TNFα Signaling Maintains the Ability of Cortical Synapses to Express Synaptic Scaling

The brain has billions of neurons that receive, analyze, and store information about internal and external conditions, and are highly interconnected. To prevent either hyperexcitability (epilepsy) or hyopexcitability (catatonia) of brain circuits, neurons possess an array of “homeostatic” plasticity mechanisms that serve to stabilize average neuronal firing.

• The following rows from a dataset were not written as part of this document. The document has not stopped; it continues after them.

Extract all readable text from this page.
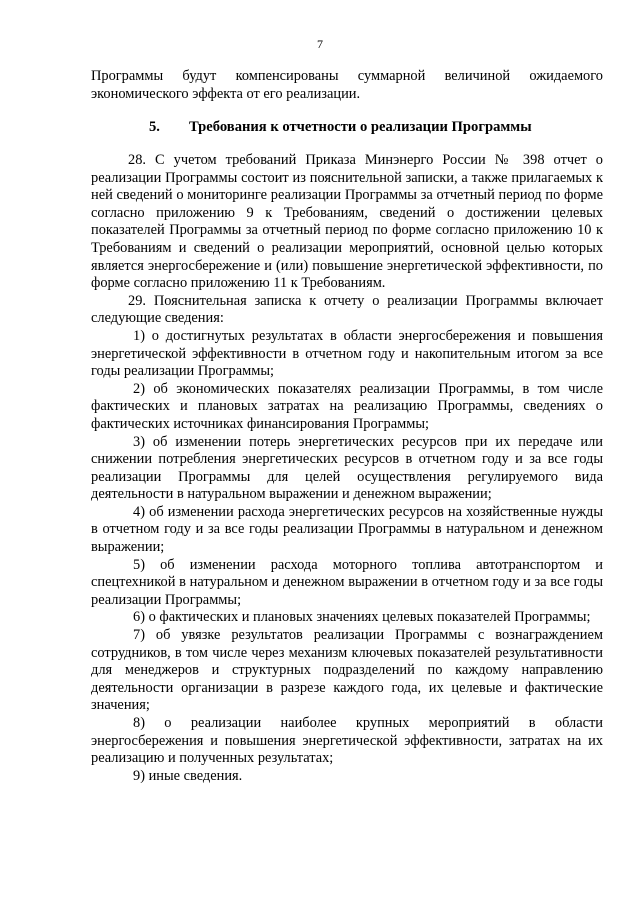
7

Программы будут компенсированы суммарной величиной ожидаемого экономического эффекта от его реализации.

5. Требования к отчетности о реализации Программы

28. С учетом требований Приказа Минэнерго России № 398 отчет о реализации Программы состоит из пояснительной записки, а также прилагаемых к ней сведений о мониторинге реализации Программы за отчетный период по форме согласно приложению 9 к Требованиям, сведений о достижении целевых показателей Программы за отчетный период по форме согласно приложению 10 к Требованиям и сведений о реализации мероприятий, основной целью которых является энергосбережение и (или) повышение энергетической эффективности, по форме согласно приложению 11 к Требованиям.

29. Пояснительная записка к отчету о реализации Программы включает следующие сведения:

1) о достигнутых результатах в области энергосбережения и повышения энергетической эффективности в отчетном году и накопительным итогом за все годы реализации Программы;

2) об экономических показателях реализации Программы, в том числе фактических и плановых затратах на реализацию Программы, сведениях о фактических источниках финансирования Программы;

3) об изменении потерь энергетических ресурсов при их передаче или снижении потребления энергетических ресурсов в отчетном году и за все годы реализации Программы для целей осуществления регулируемого вида деятельности в натуральном выражении и денежном выражении;

4) об изменении расхода энергетических ресурсов на хозяйственные нужды в отчетном году и за все годы реализации Программы в натуральном и денежном выражении;

5) об изменении расхода моторного топлива автотранспортом и спецтехникой в натуральном и денежном выражении в отчетном году и за все годы реализации Программы;

6) о фактических и плановых значениях целевых показателей Программы;

7) об увязке результатов реализации Программы с вознаграждением сотрудников, в том числе через механизм ключевых показателей результативности для менеджеров и структурных подразделений по каждому направлению деятельности организации в разрезе каждого года, их целевые и фактические значения;

8) о реализации наиболее крупных мероприятий в области энергосбережения и повышения энергетической эффективности, затратах на их реализацию и полученных результатах;

9) иные сведения.
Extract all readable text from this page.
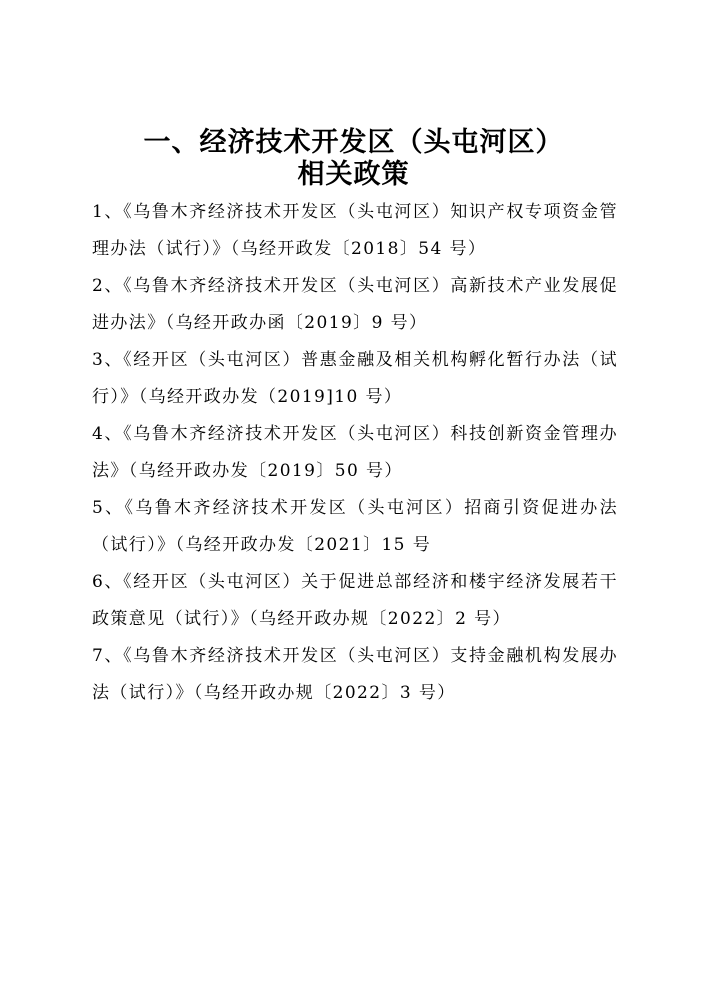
一、经济技术开发区（头屯河区）
相关政策
1、《乌鲁木齐经济技术开发区（头屯河区）知识产权专项资金管理办法（试行）》（乌经开政发〔2018〕54 号）
2、《乌鲁木齐经济技术开发区（头屯河区）高新技术产业发展促进办法》（乌经开政办函〔2019〕9 号）
3、《经开区（头屯河区）普惠金融及相关机构孵化暂行办法（试行）》（乌经开政办发（2019]10 号）
4、《乌鲁木齐经济技术开发区（头屯河区）科技创新资金管理办法》（乌经开政办发〔2019〕50 号）
5、《乌鲁木齐经济技术开发区（头屯河区）招商引资促进办法（试行）》（乌经开政办发〔2021〕15 号
6、《经开区（头屯河区）关于促进总部经济和楼宇经济发展若干政策意见（试行）》（乌经开政办规〔2022〕2 号）
7、《乌鲁木齐经济技术开发区（头屯河区）支持金融机构发展办法（试行）》（乌经开政办规〔2022〕3 号）
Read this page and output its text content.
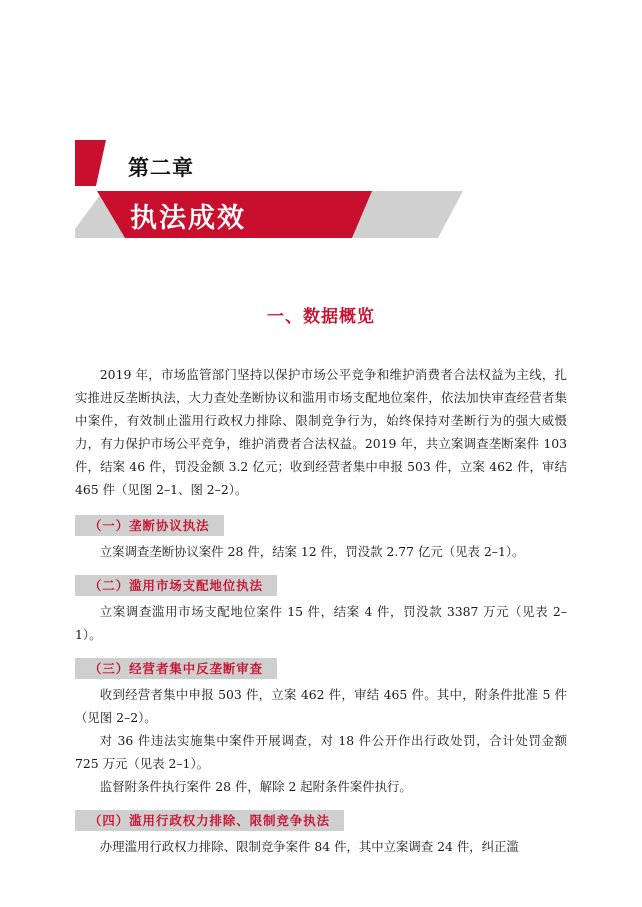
第二章
执法成效
一、数据概览

2019 年，市场监管部门坚持以保护市场公平竞争和维护消费者合法权益为主线，扎实推进反垄断执法，大力查处垄断协议和滥用市场支配地位案件，依法加快审查经营者集中案件，有效制止滥用行政权力排除、限制竞争行为，始终保持对垄断行为的强大威慑力，有力保护市场公平竞争，维护消费者合法权益。2019 年，共立案调查垄断案件 103 件，结案 46 件，罚没金额 3.2 亿元；收到经营者集中申报 503 件，立案 462 件，审结 465 件（见图 2–1、图 2–2）。

（一）垄断协议执法

立案调查垄断协议案件 28 件，结案 12 件，罚没款 2.77 亿元（见表 2–1）。

（二）滥用市场支配地位执法

立案调查滥用市场支配地位案件 15 件，结案 4 件，罚没款 3387 万元（见表 2–1）。

（三）经营者集中反垄断审查

收到经营者集中申报 503 件，立案 462 件，审结 465 件。其中，附条件批准 5 件（见图 2–2）。

对 36 件违法实施集中案件开展调查，对 18 件公开作出行政处罚，合计处罚金额 725 万元（见表 2–1）。

监督附条件执行案件 28 件，解除 2 起附条件案件执行。

（四）滥用行政权力排除、限制竞争执法

办理滥用行政权力排除、限制竞争案件 84 件，其中立案调查 24 件，纠正滥
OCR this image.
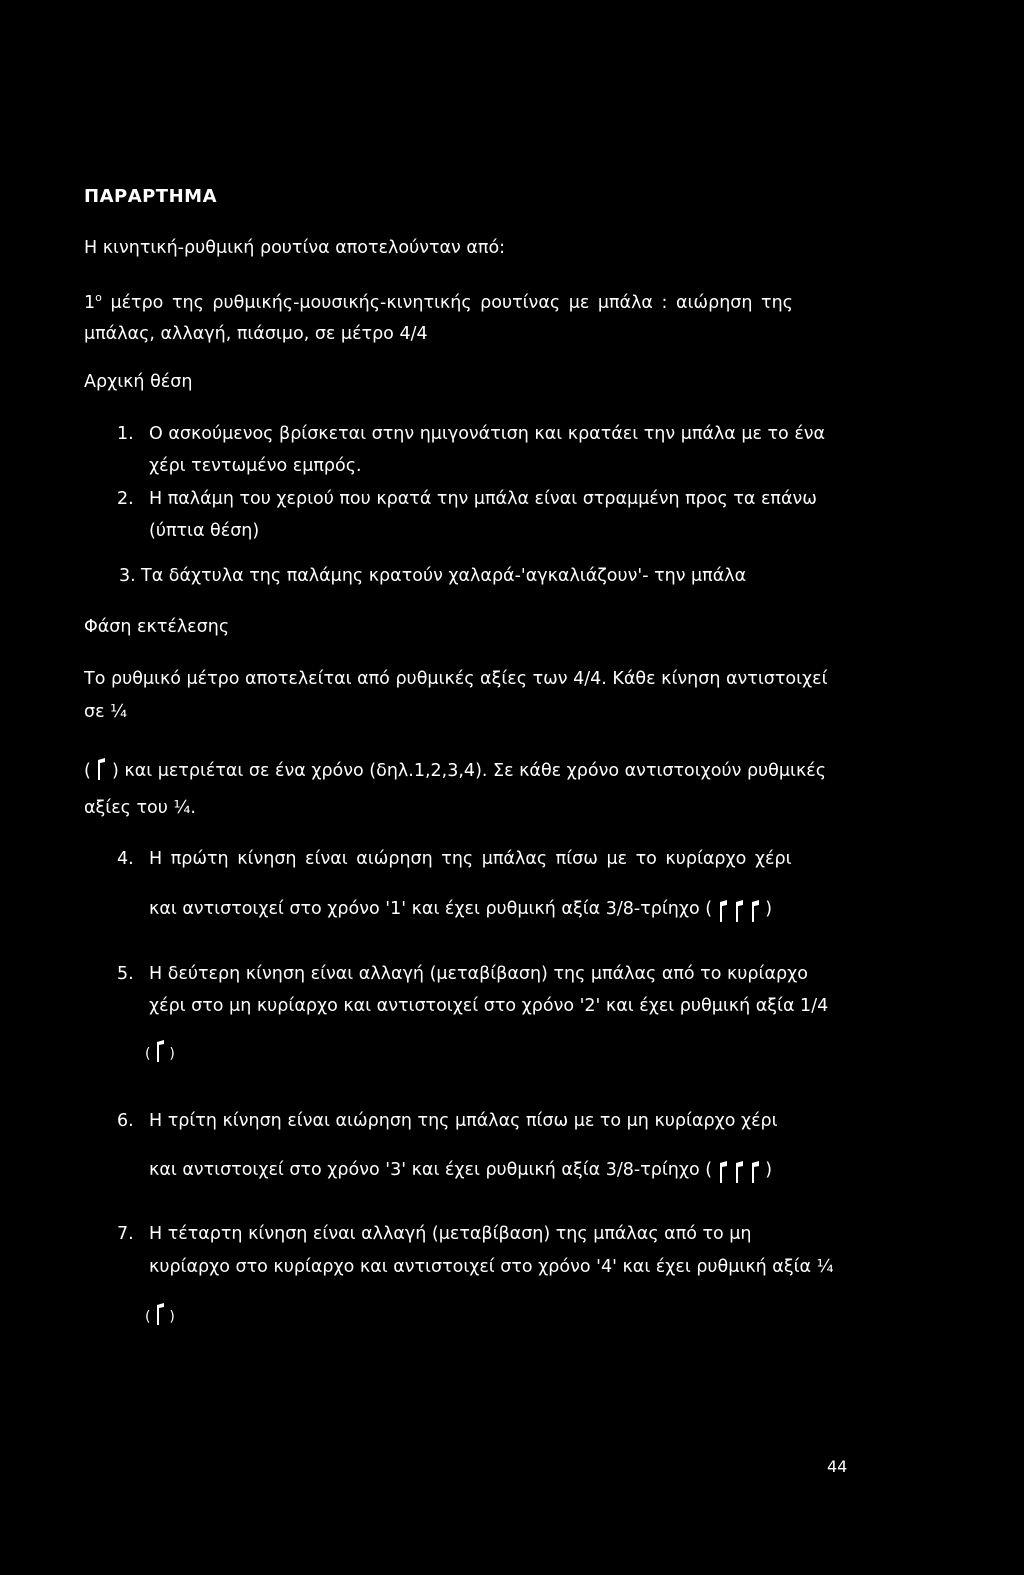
ΠΑΡΑΡΤΗΜΑ
Η κινητική-ρυθμική ρουτίνα αποτελούνταν από:
$1^o$ μέτρο της ρυθμικής-μουσικής-κινητικής ρουτίνας με μπάλα : αιώρηση της
μπάλας, αλλαγή, πιάσιμο, σε μέτρο 4/4
Αρχική θέση
1. Ο ασκούμενος βρίσκεται στην ημιγονάτιση και κρατάει την μπάλα με το ένα
χέρι τεντωμένο εμπρός.
2. Η παλάμη του χεριού που κρατά την μπάλα είναι στραμμένη προς τα επάνω
(ύπτια θέση)
3. Τα δάχτυλα της παλάμης κρατούν χαλαρά-'αγκαλιάζουν'- την μπάλα
Φάση εκτέλεσης
Το ρυθμικό μέτρο αποτελείται από ρυθμικές αξίες των 4/4. Κάθε κίνηση αντιστοιχεί
σε ¼
( ) και μετριέται σε ένα χρόνο (δηλ.1,2,3,4). Σε κάθε χρόνο αντιστοιχούν ρυθμικές
αξίες του ¼.
4. Η πρώτη κίνηση είναι αιώρηση της μπάλας πίσω με το κυρίαρχο χέρι
και αντιστοιχεί στο χρόνο '1' και έχει ρυθμική αξία 3/8-τρίηχο (	)
5. Η δεύτερη κίνηση είναι αλλαγή (μεταβίβαση) της μπάλας από το κυρίαρχο
χέρι στο μη κυρίαρχο και αντιστοιχεί στο χρόνο '2' και έχει ρυθμική αξία 1/4
( )
6. Η τρίτη κίνηση είναι αιώρηση της μπάλας πίσω με το μη κυρίαρχο χέρι
και αντιστοιχεί στο χρόνο '3' και έχει ρυθμική αξία 3/8-τρίηχο (	)
7. Η τέταρτη κίνηση είναι αλλαγή (μεταβίβαση) της μπάλας από το μη
κυρίαρχο στο κυρίαρχο και αντιστοιχεί στο χρόνο '4' και έχει ρυθμική αξία ¼
( )
44
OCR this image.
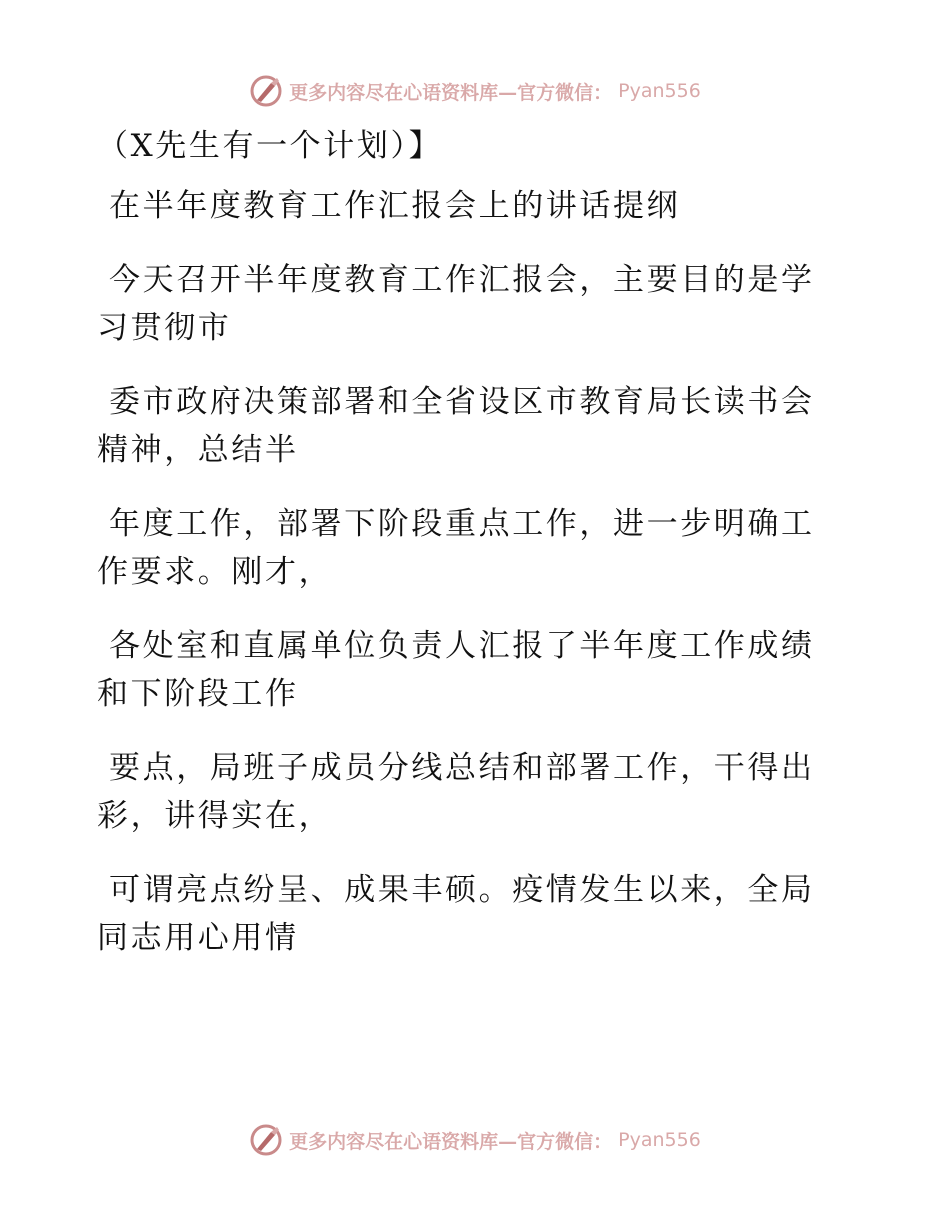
更多内容尽在心语资料库—官方微信： Pyan556
（X先生有一个计划）】
在半年度教育工作汇报会上的讲话提纲
今天召开半年度教育工作汇报会，主要目的是学
习贯彻市
委市政府决策部署和全省设区市教育局长读书会
精神，总结半
年度工作，部署下阶段重点工作，进一步明确工
作要求。刚才，
各处室和直属单位负责人汇报了半年度工作成绩
和下阶段工作
要点，局班子成员分线总结和部署工作，干得出
彩，讲得实在，
可谓亮点纷呈、成果丰硕。疫情发生以来，全局
同志用心用情
更多内容尽在心语资料库—官方微信： Pyan556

Synaptic scaling is one such form of homeostatic plasticity that acts like a synaptic thermostat, and allows neurons to turn up or down the gain of synaptic transmission to stabilize average activity. The signaling pathways that allow neurons to perform this neat trick are incompletely understood, and it has been controversial whether neurons do this in a cell-autonomous manner, or whether synaptic scaling is induced in response to release of soluble factors such as the pro-inflammatory cytokine TNFα.

A study published this week in Journal of Neuroscience by Brandeis postdoctoral fellow Celine Steinmetz and Professor Gina Turrigiano helps to resolve this controversy by showing that TNFα is not instructive for synaptic scaling, but instead is critical for maintaining  synapses in a plastic state in which they are able to express synaptic scaling. This study suggests that glial cells serve a permissive role in maintaining synaptic plasticity through release of soluble factors such as TNFα, while neurons actively adjust their synaptic thermostat in response to cell-autonomous changes in their own activity.